Glosarium AI
Kamus lengkap Kecerdasan Buatan
Model agnostic
Explanation approach that works with any predictive model without requiring knowledge of its architecture or internal parameters. Agnostic methods treat the model as a black box and rely solely on its inputs and outputs.
Local explanation
Interpretation that explains a model's prediction for a specific instance rather than the model's global behavior. Local explanations are particularly useful for understanding why a particular decision was made.
Data perturbation
Technique involving creating slight variations of an original instance to generate a set of neighboring synthetic data. In LIME, these perturbations serve to build a training set for the local simple model.
Feature weights
Quantitative measures indicating the relative importance of each feature in the model's local decision. These weights allow identifying the most influential factors for a specific prediction.
Prediction neighborhood
Set of data points close to the original instance in the feature space, used to learn the local simple model. The definition of this neighborhood is crucial for the relevance of the generated explanation.
Surrogate model
Simple and interpretable model (such as linear regression or decision tree) that locally approximates the behavior of the complex model. This model is trained on perturbed data to generate explanations.
Explanation fidelity
Measure of how accurately the local simple model reproduces the predictions of the complex model in the considered neighborhood. High fidelity ensures that the explanation faithfully represents the behavior of the original model.
Segment
Contiguous region of data used to explain predictions on images or texts in LIME. Segments allow grouping adjacent pixels or words for a more coherent explanation.
Superpixel
Group of adjacent pixels sharing similar characteristics (color, texture, intensity), used as the basic unit for image explanations in LIME. Superpixels reduce computational complexity while preserving relevant visual information.
Relevance score
Numerical value assigned to each feature or segment indicating its influence on the local prediction. This score allows for ranking the most important elements in the model's decision-making.
Similarity kernel
Mathematical function that defines the proximity between the original instance and the perturbed instances in the feature space. This kernel weights the importance of points in learning the local model.
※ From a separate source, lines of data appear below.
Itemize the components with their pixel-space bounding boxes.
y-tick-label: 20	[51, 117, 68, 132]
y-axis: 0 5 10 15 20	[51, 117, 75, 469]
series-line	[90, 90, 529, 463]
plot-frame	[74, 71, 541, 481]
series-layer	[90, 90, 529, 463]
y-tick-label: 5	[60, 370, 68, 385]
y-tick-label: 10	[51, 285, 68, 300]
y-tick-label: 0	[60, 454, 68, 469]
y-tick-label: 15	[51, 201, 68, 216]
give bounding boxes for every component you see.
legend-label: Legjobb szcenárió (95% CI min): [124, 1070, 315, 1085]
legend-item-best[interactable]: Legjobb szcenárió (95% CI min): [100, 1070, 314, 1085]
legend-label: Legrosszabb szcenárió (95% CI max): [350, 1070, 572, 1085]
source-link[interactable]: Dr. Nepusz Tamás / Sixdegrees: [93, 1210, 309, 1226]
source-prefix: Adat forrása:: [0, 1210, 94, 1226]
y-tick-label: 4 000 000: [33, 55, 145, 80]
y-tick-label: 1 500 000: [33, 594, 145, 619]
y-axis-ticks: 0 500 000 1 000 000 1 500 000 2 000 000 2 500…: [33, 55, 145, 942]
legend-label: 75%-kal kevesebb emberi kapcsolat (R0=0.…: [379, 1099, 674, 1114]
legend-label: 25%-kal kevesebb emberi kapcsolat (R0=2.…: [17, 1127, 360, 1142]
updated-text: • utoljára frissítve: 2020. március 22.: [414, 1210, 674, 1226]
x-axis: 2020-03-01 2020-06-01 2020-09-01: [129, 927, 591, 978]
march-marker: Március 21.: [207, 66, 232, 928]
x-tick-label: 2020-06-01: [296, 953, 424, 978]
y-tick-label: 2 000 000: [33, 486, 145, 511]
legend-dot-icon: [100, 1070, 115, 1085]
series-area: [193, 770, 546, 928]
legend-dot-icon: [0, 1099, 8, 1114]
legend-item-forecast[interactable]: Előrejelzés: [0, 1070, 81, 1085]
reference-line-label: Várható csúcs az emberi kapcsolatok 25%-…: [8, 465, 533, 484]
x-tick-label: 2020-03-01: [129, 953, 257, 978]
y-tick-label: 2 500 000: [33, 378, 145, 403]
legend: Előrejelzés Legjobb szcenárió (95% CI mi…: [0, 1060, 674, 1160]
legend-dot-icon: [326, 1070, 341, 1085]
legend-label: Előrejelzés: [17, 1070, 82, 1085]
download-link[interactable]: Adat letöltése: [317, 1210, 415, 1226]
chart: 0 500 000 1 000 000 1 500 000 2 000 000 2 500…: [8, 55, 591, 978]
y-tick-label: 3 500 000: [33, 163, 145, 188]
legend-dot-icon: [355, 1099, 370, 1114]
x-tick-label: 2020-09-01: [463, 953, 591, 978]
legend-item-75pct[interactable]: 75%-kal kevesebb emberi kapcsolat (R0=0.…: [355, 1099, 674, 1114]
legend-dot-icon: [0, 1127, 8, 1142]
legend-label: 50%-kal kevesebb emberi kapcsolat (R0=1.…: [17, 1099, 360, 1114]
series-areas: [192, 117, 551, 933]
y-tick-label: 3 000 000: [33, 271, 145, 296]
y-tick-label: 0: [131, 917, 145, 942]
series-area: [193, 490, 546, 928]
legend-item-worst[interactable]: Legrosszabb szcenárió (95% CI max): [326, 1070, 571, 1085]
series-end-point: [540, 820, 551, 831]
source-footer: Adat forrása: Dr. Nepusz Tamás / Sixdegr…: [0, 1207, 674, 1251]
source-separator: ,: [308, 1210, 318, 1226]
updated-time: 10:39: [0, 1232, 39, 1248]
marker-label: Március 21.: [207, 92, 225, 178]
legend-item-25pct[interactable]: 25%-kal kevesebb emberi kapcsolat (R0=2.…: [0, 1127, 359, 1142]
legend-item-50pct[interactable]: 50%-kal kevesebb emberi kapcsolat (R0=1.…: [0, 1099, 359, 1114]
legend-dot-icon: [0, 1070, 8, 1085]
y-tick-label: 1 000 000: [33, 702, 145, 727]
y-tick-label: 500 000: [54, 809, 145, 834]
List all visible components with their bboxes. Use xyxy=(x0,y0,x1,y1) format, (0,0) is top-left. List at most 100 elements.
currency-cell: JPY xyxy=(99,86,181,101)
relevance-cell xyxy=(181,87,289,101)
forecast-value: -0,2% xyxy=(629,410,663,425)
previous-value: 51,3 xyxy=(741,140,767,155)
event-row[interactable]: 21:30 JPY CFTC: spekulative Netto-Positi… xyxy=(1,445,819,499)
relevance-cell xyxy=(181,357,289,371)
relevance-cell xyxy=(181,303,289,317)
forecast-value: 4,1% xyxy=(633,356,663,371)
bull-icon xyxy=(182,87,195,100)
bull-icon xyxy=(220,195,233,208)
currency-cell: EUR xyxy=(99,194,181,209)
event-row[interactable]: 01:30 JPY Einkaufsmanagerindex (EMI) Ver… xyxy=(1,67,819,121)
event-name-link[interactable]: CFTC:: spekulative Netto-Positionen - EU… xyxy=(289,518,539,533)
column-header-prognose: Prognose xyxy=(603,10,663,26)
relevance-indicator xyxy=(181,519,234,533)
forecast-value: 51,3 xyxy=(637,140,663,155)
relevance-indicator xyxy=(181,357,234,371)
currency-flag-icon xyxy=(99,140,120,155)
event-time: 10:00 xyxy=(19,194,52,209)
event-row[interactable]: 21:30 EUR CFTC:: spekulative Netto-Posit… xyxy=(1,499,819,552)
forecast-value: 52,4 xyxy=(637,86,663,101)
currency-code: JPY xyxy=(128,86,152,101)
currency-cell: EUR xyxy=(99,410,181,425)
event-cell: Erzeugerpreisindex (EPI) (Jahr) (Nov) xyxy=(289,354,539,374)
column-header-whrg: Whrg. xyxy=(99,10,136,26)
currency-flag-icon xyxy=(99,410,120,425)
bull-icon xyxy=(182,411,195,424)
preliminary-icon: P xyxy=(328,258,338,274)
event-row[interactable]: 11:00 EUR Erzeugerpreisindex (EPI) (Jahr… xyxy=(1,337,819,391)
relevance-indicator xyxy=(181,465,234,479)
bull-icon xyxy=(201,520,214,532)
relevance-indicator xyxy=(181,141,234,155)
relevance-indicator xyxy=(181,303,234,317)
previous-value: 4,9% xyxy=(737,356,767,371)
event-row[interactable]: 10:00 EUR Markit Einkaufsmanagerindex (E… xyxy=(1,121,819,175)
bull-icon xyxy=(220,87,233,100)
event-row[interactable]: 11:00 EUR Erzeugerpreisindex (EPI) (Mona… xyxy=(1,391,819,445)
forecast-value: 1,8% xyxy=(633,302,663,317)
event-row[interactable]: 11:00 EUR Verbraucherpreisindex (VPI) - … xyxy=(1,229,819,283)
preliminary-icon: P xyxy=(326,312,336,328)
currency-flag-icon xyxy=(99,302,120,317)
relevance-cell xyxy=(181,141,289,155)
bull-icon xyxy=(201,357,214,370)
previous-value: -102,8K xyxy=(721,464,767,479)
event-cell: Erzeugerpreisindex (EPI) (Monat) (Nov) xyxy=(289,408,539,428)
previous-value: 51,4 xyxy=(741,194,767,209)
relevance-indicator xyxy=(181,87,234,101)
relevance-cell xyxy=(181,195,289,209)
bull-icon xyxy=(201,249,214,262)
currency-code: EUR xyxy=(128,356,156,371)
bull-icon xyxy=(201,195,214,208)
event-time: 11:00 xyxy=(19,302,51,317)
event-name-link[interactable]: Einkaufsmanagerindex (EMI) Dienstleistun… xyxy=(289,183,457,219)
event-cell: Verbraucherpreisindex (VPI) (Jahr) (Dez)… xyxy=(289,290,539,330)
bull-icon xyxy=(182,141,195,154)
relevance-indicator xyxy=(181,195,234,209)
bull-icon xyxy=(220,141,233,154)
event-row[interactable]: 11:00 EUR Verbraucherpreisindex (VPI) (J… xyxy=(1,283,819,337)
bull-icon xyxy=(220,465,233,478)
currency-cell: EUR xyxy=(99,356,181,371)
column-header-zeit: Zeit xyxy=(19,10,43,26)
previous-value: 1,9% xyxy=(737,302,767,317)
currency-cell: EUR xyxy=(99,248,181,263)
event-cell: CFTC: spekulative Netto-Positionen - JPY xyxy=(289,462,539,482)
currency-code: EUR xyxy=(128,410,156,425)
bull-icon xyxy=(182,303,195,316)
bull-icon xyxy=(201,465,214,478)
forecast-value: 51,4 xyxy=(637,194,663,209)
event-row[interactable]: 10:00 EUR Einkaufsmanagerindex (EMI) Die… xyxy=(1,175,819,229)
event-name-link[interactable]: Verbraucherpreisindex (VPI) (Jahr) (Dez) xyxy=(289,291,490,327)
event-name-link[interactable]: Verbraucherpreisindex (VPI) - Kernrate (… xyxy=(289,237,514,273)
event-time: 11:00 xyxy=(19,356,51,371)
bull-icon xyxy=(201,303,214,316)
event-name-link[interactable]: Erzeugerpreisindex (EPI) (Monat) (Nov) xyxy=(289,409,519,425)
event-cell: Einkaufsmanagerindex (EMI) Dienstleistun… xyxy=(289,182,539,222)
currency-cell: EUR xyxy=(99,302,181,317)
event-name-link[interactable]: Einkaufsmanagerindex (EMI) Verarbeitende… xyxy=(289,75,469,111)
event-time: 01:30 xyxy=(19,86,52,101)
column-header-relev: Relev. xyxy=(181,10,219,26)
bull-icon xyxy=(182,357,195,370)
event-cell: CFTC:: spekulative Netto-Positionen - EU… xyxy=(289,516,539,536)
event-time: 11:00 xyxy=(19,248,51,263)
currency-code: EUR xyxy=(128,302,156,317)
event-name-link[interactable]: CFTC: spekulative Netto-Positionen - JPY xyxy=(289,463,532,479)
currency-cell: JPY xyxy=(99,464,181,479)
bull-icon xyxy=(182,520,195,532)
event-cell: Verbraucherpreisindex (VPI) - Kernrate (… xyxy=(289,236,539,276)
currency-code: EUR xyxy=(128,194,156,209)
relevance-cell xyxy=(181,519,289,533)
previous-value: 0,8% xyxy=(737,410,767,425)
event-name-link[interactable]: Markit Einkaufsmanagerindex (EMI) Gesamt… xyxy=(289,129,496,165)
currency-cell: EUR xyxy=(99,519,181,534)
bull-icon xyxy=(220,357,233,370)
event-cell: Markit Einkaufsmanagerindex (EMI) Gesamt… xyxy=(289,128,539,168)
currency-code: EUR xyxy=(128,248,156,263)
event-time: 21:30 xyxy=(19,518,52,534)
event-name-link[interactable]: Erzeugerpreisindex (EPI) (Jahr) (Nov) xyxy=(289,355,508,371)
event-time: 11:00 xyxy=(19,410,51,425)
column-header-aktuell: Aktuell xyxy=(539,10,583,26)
Counterfactual explanation
Type of explanation that shows how the prediction would change if certain features were modified. Complementary to LIME, this approach helps understand the necessary conditions to obtain a different prediction.
Explanation stability
Measure of the consistency of explanations generated for similar instances or during multiple executions. Good stability is essential for trust in the produced explanations.
Area of influence
Region in the feature space where the local explanation remains valid and faithful to the complex model's behavior. Determining this area is crucial for evaluating the scope of the explanation.
Explanation complexity
Number of features or segments used in the local explanation, often limited to maintain interpretability. A trade-off between fidelity and simplicity must be found for effective explanations.
Heatmap
Visualization that spatially represents the importance of different regions of an image in the model's prediction. In LIME, heatmaps use relevance scores to highlight influential areas.